Abstract
While some big lenders are returning to profitability, the Federal Deposit Insurance Corp. (FDIC) and other government agencies are still very much in crisis mode. Some 106 banks have failed in the past year across the United States, and 416 others are on the government's watch list.
With its cash reserves depleted from all the recent seizures, the FDIC is desperately looking for healthy banks to buy troubled ones, or at least some of their assets. If it can't find buyers, it will be forced to shutter banks and write checks to depositors for up to $250,000 apiece.
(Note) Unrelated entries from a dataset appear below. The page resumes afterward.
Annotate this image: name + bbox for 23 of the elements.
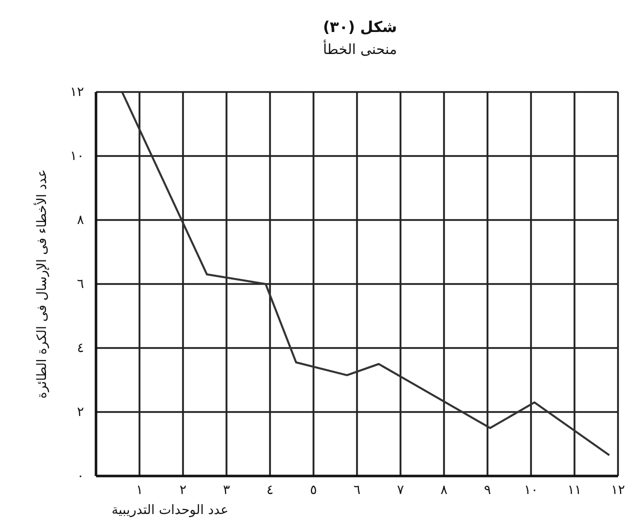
x-tick-label: ٤ [266,483,274,498]
chart-title: شكل (٣٠) [322,18,398,36]
y-tick-label: ٦ [77,277,84,292]
x-tick-label: ٧ [397,483,404,498]
y-tick-label: ٨ [77,213,84,228]
x-tick-label: ١٠ [524,483,538,498]
x-tick-label: ١٢ [611,483,625,498]
x-tick-label: ٨ [440,483,448,498]
x-tick-label: ١ [136,483,143,498]
y-axis-title: عدد الأخطاء فى الإرسال فى الكرة الطائرة [33,169,50,399]
x-tick-label: ٥ [310,483,318,498]
x-axis-title: عدد الوحدات التدريبية [112,503,228,518]
y-tick-label: ١٢ [70,85,84,100]
x-tick-label: ٩ [484,483,492,498]
y-tick-label: ٢ [77,405,84,420]
x-tick-label: ٣ [223,483,230,498]
chart-subtitle: منحنى الخطأ [322,39,398,58]
y-tick-label: ١٠ [70,149,84,164]
x-tick-label: ١١ [568,483,582,498]
x-tick-label: ٢ [180,483,187,498]
y-tick-label: ٤ [77,341,84,356]
y-tick-label: ٠ [77,469,84,484]
x-tick-label: ٦ [354,483,361,498]
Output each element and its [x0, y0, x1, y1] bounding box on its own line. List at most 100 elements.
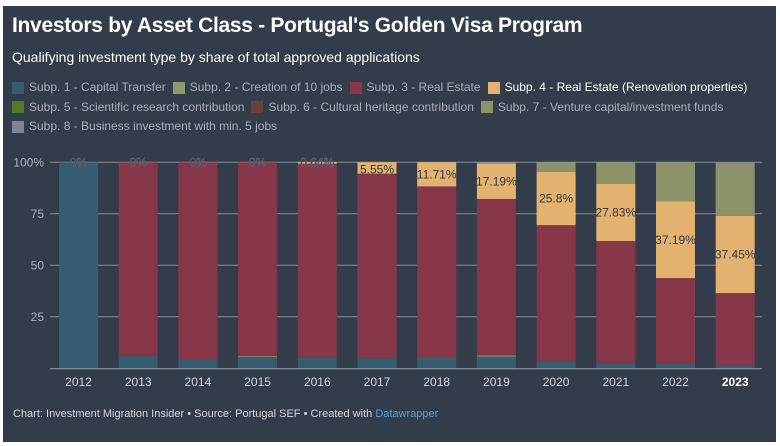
bar-segment — [297, 357, 337, 369]
bar-segment — [297, 162, 337, 164]
data-label: 0% — [249, 155, 267, 169]
y-tick-label: 75 — [31, 207, 45, 221]
legend-item[interactable]: Subp. 4 - Real Estate (Renovation proper… — [487, 79, 748, 96]
data-label: 37.19% — [655, 233, 696, 247]
legend-swatch — [251, 101, 264, 113]
x-tick-label: 2018 — [423, 375, 450, 389]
footer-credits: Chart: Investment Migration Insider • So… — [13, 408, 438, 420]
bar-segment — [417, 162, 457, 187]
bar-segment — [357, 358, 397, 369]
data-label: 27.83% — [595, 205, 636, 219]
bar-segment — [238, 162, 278, 357]
bar-segment — [536, 162, 576, 172]
bar-stack — [476, 162, 516, 369]
x-tick-label: 2017 — [364, 375, 391, 389]
bar-stack — [118, 162, 158, 369]
x-tick-label: 2012 — [65, 375, 92, 389]
data-label: 0% — [70, 155, 88, 169]
legend: Subp. 1 - Capital Transfer Subp. 2 - Crea… — [12, 79, 772, 138]
data-label: 17.19% — [476, 174, 517, 188]
data-label: 0% — [130, 155, 148, 169]
data-label: 0.64% — [300, 155, 334, 169]
bar-segment — [715, 162, 755, 164]
bar-stack — [238, 162, 278, 369]
bar-segment — [715, 163, 755, 216]
bar-segment — [476, 355, 516, 357]
y-tick-label: 50 — [31, 258, 45, 272]
bar-segment — [536, 225, 576, 362]
x-tick-label: 2015 — [244, 375, 271, 389]
bar-stack — [656, 162, 695, 369]
x-tick-label: 2022 — [662, 375, 689, 389]
x-tick-label: 2020 — [543, 375, 570, 389]
bar-segment — [715, 215, 755, 294]
bar-segment — [238, 356, 278, 357]
bar-segment — [536, 361, 576, 369]
legend-label: Subp. 7 - Venture capital/investment fun… — [497, 99, 724, 114]
legend-label: Subp. 8 - Business investment with min. … — [29, 119, 278, 133]
bar-segment — [596, 363, 636, 369]
data-label: 5.55% — [360, 162, 394, 176]
bar-segment — [59, 162, 98, 369]
bar-stack — [178, 162, 218, 369]
legend-item[interactable]: Subp. 7 - Venture capital/investment fun… — [480, 99, 724, 116]
x-tick-label: 2013 — [125, 375, 152, 389]
y-tick-label: 25 — [31, 310, 45, 324]
legend-swatch — [349, 81, 362, 94]
x-tick-label: 2014 — [185, 375, 212, 389]
bar-segment — [596, 162, 636, 184]
legend-item[interactable]: Subp. 2 - Creation of 10 jobs — [172, 79, 343, 96]
bar-segment — [476, 356, 516, 369]
bar-segment — [656, 201, 695, 279]
bar-segment — [357, 162, 397, 174]
x-tick-label: 2019 — [483, 375, 510, 389]
bar-stack — [536, 162, 576, 369]
legend-swatch — [12, 101, 24, 113]
bar-segment — [715, 293, 755, 366]
bar-stack — [715, 162, 755, 369]
bar-segment — [178, 359, 218, 369]
legend-label: Subp. 5 - Scientific research contributi… — [29, 99, 245, 114]
bar-segment — [238, 356, 278, 369]
bar-segment — [417, 358, 457, 369]
legend-swatch — [480, 101, 493, 113]
bar-segment — [656, 162, 695, 202]
legend-item[interactable]: Subp. 6 - Cultural heritage contribution — [251, 99, 474, 116]
legend-label: Subp. 3 - Real Estate — [366, 80, 481, 94]
legend-label: Subp. 6 - Cultural heritage contribution — [268, 99, 474, 114]
legend-swatch — [12, 120, 24, 133]
legend-swatch — [12, 81, 24, 94]
bar-stack — [297, 162, 337, 369]
y-tick-label: 100% — [13, 155, 44, 169]
bar-segment — [476, 198, 516, 356]
legend-label: Subp. 2 - Creation of 10 jobs — [189, 80, 343, 94]
bar-segment — [656, 278, 695, 364]
chart-subtitle: Qualifying investment type by share of t… — [12, 49, 420, 65]
bar-segment — [715, 365, 755, 369]
legend-item[interactable]: Subp. 8 - Business investment with min. … — [12, 118, 277, 135]
legend-item[interactable]: Subp. 3 - Real Estate — [349, 79, 481, 96]
bar-segment — [118, 355, 158, 369]
bar-segment — [596, 240, 636, 364]
legend-swatch — [172, 81, 185, 94]
bar-segment — [476, 163, 516, 199]
legend-label: Subp. 1 - Capital Transfer — [29, 80, 166, 94]
data-label: 25.8% — [539, 192, 573, 206]
x-tick-label: 2016 — [304, 375, 331, 389]
bar-segment — [297, 163, 337, 358]
datawrapper-link[interactable]: Datawrapper — [375, 408, 439, 420]
x-tick-label: 2021 — [602, 375, 629, 389]
legend-item[interactable]: Subp. 1 - Capital Transfer — [12, 79, 166, 96]
data-label: 11.71% — [417, 167, 457, 181]
footer-text: Chart: Investment Migration Insider • So… — [13, 408, 376, 420]
chart-title: Investors by Asset Class - Portugal's Go… — [12, 14, 583, 37]
bar-stack — [596, 162, 636, 369]
bar-stack — [417, 162, 457, 369]
x-tick-label: 2023 — [722, 375, 749, 389]
bar-segment — [118, 162, 158, 356]
legend-label: Subp. 4 - Real Estate (Renovation proper… — [504, 80, 748, 94]
bar-segment — [596, 183, 636, 241]
bar-stack — [357, 162, 397, 369]
legend-item[interactable]: Subp. 5 - Scientific research contributi… — [12, 99, 244, 116]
That could also lead to years of economic stagnation in the affected regions, with capital-starved businesses and consumers competing for scant loans.
Nowhere is the task before regulators more difficult than in Georgia, where Jim Edwards is CEO of a small, family-controlled bank in Griffin. Since December he has purchased two failing banks in neighboring counties at bargain prices with the FDIC's help. Those purchases reassured frightened depositors, kept most bank employees in their jobs, and made it possible for two institutions that had lumbered along for months as virtual zombies to resume lending to good customers.
Georgia has always been glutted with small banks, but most of the problems are limited to a 50-mile radius around Atlanta now known to regulators, bankers, and realtors as the Circle of Death. A primary cause of the problems in this area was brokered deposits, which allow large investors to have their deposits spread across many banks' CDs to stay within the $250,000 FDIC insurance limit. The trouble with brokered deposits is that they let banks grow more quickly than their managers can handle. They're also riskier than local deposits because the depositors are more likely to pull their money out at the first sign of trouble.
Brokered deposits fueled a building and banking boom in Georgia, particularly around Atlanta, and led to the creation of many new small banks. When the real estate market collapsed, loans went bad, and few new loans were made. That left little to support the brokered deposits, which made up more than 50% of the assets in some banks. While some of the failing banks have been purchased and saved by healthy banks, there aren't many healthy banks left in Georgia, and there are 49 banks that are still in imminent danger and are likely to fail if the economy doesn't rebound soon.
Discussion Questions
- Why is it critically important to the recovery that small failing banks be purchased and saved?
- What are brokered deposits, and how did they contribute to the problems with banks in Georgia and in the Circle of Death in particular?
- In a small bank like FirstCity, how can having too much in deposits be a problem? What led to FirstCity's collapse?
- Explain what a "loss share" deal is, such as the one used by the FDIC in the sale of First Coweta. Why would the FDIC be willing to offer such a deal?
- What does the related article "Georgia Banks Bracing for Major Hit" (Atlanta Journal-Constitution, October 17, 2009) add to the picture of how small Georgia banks are likely to fare over the next few months? Why are the problems noted in the article likely to get worse instead of better?